Tuesday, 17 March 2015

On Martin Honeysett

Christ, I feel like I'm down with a cold. My head feels heavy and my ears feel full. Last night's sleep was rotten too. I had a programmer's sleep which you might know about but you might be lucky enough to have never programmed a computer in your life. If you ever do much coding late at night (and that's always been my habit), it's often followed by a sleep in which your whole dream feels like it's trapped inside DO...WHILE loops. The entire thing might be about something else but it's set to the structure of computer logic. You wake up feeling more exhausted than when you went to sleep.

Last night, I couldn't stop dreaming about glue sniffing vicars, which, if you know your Punch cartoons, was one of the best ever drawn by Martin Honeysett. Cartooning was on my mind because it was late last night that I read that he'd died just a few weeks ago aged 71.

Honeysett was one of the Punch regulars who had become a staple of Private Eye but his style remained that of a better age of cartooning. His pictures remained beautifully crafted whilst others became more measly. As a cartoonist with a nice pile of rejected cartoons from Private Eye, I suppose it's only natural for me to sometimes pick it that fortnight's edition and think 'mine were better than that'. Yet I never ever thought that when looking at a Honeysett cartoon. He made me realise how far I still need to go.

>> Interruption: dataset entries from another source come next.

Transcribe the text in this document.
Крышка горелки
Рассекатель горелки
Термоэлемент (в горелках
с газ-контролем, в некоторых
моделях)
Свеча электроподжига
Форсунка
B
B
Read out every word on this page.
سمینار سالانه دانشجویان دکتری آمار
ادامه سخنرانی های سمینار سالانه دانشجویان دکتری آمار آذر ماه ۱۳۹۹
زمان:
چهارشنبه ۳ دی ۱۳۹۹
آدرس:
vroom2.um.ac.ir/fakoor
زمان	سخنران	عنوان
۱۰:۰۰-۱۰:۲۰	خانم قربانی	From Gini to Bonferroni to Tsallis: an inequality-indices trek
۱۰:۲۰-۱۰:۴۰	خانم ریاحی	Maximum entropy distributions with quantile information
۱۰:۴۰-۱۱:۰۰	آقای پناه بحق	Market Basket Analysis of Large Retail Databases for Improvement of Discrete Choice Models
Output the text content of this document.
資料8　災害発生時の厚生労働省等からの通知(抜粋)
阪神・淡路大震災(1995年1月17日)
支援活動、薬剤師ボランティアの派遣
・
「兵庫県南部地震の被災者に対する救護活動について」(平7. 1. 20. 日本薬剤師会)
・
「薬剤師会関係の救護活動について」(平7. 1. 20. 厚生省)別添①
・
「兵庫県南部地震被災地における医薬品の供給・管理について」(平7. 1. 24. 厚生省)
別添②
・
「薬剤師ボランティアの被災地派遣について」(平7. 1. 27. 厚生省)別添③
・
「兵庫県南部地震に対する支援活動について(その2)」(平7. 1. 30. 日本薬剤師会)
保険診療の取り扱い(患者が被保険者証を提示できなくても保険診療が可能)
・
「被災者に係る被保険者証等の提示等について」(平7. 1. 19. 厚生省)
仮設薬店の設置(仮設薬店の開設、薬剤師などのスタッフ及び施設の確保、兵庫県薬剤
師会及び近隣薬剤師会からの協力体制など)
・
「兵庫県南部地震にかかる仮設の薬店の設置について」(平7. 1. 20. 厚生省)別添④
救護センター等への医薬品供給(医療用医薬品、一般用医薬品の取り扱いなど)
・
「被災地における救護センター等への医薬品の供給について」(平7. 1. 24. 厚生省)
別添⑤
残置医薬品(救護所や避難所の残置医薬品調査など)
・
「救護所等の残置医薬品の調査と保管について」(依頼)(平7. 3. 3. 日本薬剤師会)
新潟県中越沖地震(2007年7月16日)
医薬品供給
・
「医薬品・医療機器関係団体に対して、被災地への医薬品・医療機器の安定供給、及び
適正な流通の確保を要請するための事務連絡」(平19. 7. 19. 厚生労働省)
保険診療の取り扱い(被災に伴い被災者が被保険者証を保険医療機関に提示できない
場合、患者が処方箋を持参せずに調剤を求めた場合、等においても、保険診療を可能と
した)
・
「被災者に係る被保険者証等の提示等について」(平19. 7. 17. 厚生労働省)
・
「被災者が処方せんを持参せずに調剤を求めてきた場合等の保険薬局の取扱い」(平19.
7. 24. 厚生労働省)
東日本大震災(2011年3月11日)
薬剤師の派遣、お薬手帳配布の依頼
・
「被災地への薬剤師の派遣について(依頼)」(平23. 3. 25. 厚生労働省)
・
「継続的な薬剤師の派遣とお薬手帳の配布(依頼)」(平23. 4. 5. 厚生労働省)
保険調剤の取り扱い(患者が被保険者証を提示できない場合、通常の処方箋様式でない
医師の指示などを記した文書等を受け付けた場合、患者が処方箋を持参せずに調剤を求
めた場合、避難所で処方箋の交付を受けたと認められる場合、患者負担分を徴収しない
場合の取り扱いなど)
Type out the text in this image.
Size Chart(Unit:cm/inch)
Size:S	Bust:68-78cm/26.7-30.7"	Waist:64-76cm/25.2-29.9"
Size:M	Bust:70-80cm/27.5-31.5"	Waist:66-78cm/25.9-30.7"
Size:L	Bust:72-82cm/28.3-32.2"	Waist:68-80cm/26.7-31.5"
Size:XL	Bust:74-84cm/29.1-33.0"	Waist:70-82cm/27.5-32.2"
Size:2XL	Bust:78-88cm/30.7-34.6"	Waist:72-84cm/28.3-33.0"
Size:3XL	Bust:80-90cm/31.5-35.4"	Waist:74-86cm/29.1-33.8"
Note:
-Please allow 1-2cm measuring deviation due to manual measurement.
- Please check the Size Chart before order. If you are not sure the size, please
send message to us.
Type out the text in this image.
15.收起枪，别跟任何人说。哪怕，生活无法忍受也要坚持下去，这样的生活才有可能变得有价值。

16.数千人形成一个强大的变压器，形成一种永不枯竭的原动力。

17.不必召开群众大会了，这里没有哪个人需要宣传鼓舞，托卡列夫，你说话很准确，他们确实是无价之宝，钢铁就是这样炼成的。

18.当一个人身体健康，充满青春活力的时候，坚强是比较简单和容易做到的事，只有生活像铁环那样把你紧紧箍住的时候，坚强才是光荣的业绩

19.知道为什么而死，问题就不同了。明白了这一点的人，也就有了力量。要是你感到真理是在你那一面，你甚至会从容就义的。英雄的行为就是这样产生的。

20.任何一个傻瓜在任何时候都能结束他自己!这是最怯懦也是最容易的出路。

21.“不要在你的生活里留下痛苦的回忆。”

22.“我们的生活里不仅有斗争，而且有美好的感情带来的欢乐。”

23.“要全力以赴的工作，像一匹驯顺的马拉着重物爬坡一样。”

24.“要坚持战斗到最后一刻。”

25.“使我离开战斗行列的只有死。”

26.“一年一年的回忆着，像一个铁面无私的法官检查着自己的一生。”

In that way, a Honesett cartoon always stood apart on the page and was immediately recognisable by the mixture of oddly shaped men in huge bulbous suits and the lovingly drawn details. His lines were sublime, his figures like those of Searle but warped by a Steadman filter. They were the kind of cartoons I can stare at for hours on end. They draw you into the gag, rather than encourage you snort once and then move on. They also stood apart because of the density of ink on the page. It was a style that also reminded me a little of Ed Koren, who draws for The New Yorker. Yet Honeysett's humour was far darker, admirably twisted, and of a Britain that exists best (and perhaps only now exists at all) in cartoon form. Cartooning has genuinely lost another of the greats.

Speaking of great cartoonists, The Times have an excellent video talk (1 hour 22 minutes no less) in the company of Peter Brookes. The video is for subscribers only (and thankfully, I know a subscriber) so I watched it over the weekend. Highly recommended. Brookes makes everything look so damn easy, especially to bad cartoonists.

Speaking of bad cartoonists, I've been deep in programming. I've (hopefully) nearly finished the little project I've been working on for a friend. I've not done much drawing over the weekend, except for my hastily drawn Putin cartoon, late Sunday night. I've been adding quite a few features to my Gag Machine which I might put into an update if I'm satisfied they work without problems. I'm going to try to write more this week. It's too easy to find reasons not to blog and then, before you know it, there is no blog. So, I'll try to write more, even when I don't feel like writing, even when I feel like I need my ears syringing. Even when I'm coming down with a cold.